Le percentuali massime di lavoratori che possono essere assunti con contratti a tempo determinato sono regolate dalle contrattazioni collettive di categoria e fissate quindi in percentuale rispetto al numero degli assunti a tempo determinato. Peraltro tale limite percentuale non sussiste per i contratti di durata inferiore ai sette mesi e per i contratti stipulati con lavoratori che abbiano più di 55 anni.

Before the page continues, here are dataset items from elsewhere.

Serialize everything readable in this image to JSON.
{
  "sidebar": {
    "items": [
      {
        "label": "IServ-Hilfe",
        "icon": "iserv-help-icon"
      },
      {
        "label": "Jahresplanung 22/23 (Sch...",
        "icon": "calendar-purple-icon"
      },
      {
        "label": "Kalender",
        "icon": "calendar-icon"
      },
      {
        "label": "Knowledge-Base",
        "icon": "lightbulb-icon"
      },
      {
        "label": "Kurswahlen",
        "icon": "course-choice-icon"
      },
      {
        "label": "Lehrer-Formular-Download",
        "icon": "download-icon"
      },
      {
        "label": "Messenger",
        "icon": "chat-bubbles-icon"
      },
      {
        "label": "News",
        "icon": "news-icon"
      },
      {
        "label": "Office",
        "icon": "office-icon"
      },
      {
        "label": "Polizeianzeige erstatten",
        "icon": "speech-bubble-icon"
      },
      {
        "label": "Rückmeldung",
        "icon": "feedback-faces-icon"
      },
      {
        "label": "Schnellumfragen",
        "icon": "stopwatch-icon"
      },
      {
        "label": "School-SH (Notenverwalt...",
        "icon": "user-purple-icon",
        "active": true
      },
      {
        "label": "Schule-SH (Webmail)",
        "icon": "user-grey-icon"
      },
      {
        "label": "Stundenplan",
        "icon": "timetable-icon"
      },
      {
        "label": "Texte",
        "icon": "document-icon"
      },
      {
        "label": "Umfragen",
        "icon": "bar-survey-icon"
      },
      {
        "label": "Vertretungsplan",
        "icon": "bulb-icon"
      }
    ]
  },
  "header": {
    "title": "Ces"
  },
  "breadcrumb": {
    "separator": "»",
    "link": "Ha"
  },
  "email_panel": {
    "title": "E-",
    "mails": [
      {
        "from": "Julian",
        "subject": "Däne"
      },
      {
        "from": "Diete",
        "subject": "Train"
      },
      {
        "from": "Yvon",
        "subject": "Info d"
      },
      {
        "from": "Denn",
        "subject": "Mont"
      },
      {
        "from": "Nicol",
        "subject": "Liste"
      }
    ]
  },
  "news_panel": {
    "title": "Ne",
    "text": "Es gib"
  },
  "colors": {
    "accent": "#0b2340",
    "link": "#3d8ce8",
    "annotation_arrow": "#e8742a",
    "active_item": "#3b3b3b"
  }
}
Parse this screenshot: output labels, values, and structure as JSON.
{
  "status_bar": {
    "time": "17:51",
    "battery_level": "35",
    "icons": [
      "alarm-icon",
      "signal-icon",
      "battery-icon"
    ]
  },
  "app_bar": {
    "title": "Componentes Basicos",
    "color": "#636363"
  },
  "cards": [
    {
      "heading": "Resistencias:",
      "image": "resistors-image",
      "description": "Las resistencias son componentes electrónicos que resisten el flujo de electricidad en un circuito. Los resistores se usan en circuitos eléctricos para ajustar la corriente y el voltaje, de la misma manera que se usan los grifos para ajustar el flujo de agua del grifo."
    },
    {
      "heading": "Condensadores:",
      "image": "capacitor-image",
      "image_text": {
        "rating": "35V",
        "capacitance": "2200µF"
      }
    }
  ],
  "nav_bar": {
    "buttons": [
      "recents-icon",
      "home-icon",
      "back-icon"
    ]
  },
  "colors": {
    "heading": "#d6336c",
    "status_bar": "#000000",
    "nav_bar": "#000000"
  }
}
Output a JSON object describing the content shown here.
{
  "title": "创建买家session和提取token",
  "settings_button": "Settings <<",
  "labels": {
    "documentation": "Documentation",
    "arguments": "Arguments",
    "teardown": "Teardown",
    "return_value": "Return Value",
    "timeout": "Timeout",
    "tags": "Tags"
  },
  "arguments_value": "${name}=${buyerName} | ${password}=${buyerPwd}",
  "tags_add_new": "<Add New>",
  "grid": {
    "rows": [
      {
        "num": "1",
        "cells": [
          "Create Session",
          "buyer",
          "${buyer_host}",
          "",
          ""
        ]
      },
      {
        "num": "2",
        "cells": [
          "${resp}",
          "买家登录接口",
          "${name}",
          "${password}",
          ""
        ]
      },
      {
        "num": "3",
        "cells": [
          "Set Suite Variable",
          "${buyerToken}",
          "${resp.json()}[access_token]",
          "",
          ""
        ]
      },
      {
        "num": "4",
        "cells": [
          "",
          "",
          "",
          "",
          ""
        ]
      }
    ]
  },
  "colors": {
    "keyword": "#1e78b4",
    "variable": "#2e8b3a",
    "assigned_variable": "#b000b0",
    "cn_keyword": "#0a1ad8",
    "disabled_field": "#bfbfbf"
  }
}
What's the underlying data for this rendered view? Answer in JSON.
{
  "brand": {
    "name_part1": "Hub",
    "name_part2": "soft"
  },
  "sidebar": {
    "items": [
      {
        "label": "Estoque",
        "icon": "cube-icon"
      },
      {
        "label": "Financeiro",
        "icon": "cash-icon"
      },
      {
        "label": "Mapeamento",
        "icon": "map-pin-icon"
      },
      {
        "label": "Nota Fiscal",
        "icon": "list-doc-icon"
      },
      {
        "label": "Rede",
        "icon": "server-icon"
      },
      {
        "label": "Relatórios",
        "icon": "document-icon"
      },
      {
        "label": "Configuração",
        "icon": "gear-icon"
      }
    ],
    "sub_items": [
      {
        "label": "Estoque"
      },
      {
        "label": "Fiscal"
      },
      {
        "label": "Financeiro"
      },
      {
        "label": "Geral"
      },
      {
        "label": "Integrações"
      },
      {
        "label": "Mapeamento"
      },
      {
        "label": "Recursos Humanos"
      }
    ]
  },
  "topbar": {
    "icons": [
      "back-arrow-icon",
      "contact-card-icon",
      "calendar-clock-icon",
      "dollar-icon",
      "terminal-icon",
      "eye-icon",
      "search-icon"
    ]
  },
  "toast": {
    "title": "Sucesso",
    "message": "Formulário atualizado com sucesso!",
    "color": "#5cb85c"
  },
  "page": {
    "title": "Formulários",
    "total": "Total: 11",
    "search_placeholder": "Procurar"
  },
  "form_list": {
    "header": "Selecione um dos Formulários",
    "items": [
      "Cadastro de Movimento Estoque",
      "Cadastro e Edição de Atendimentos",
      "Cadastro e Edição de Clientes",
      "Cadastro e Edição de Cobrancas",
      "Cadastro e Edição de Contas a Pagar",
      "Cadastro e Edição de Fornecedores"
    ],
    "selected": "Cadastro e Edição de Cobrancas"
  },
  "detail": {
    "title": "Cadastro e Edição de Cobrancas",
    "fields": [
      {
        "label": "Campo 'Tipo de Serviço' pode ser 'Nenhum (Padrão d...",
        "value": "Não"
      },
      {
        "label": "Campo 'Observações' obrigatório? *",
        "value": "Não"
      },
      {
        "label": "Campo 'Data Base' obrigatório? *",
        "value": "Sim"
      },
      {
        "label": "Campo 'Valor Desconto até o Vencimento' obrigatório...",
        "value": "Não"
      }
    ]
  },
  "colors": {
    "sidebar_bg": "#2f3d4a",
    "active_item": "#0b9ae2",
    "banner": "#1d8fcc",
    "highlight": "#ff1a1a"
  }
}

Niente limiti, inoltre, anche per assunzioni di giovani, lavoratori stagionali nelle fasi di avvio di un’impresa e nel caso di sostituzione di lavoratore assente Infine i tetti eventualmente stabiliti dalla contrattazione collettiva potranno essere modificati in alcune area geografiche (definite “svantaggiate”) dalle medesime parti sociali mediante accordi specifici.

DIVIETI

Vi sono alcuni casi in cui è vietato assumere personale mediante l’utilizzo dei contratti a tempo determinato; si citano in particolare tre casi:

❑ per la sostituzione di lavoratori che esercitano il diritto di sciopero;
❑ in quelle aziende che nei sei mesi precedenti si è fatto ricorso ai licenziamenti collettivi in base alla legge 223, con l’eccezione di sostituzione di personale assente;
❑ in quelle aziende dove per le medesime mansioni sono in atto forme di cassa integrazione;
❑ in quelle aziende inadempienti nei confronti del decreto legislativo n. 626, in particolare l’omissione della valutazione dei rischi.

DIRITTI DEI LAVORATORI

I lavoratori a tempo determinato sono esattamente come i loro colleghi assunti a tempo indeterminato: hanno cioè diritto a ferie, tredicesima, trattamento di fine rapporto e ogni altra prerogativa spettante al lavoratore a tempo pieno come previsto dalle contrattazione collettiva nazionale e dai rispettivi contratti integrativi aziendali. Chiudiamo ricordando che i lavoratori con contratto a tempo determinato ove lo stesso supera i nove mesi sono computabili nel calcolo dei dipendenti complessivi dell’azienda. Ciò appare non secondario oggi in materia di discussione di applicabilità dell’art.18 dello Statuto dei Lavoratori.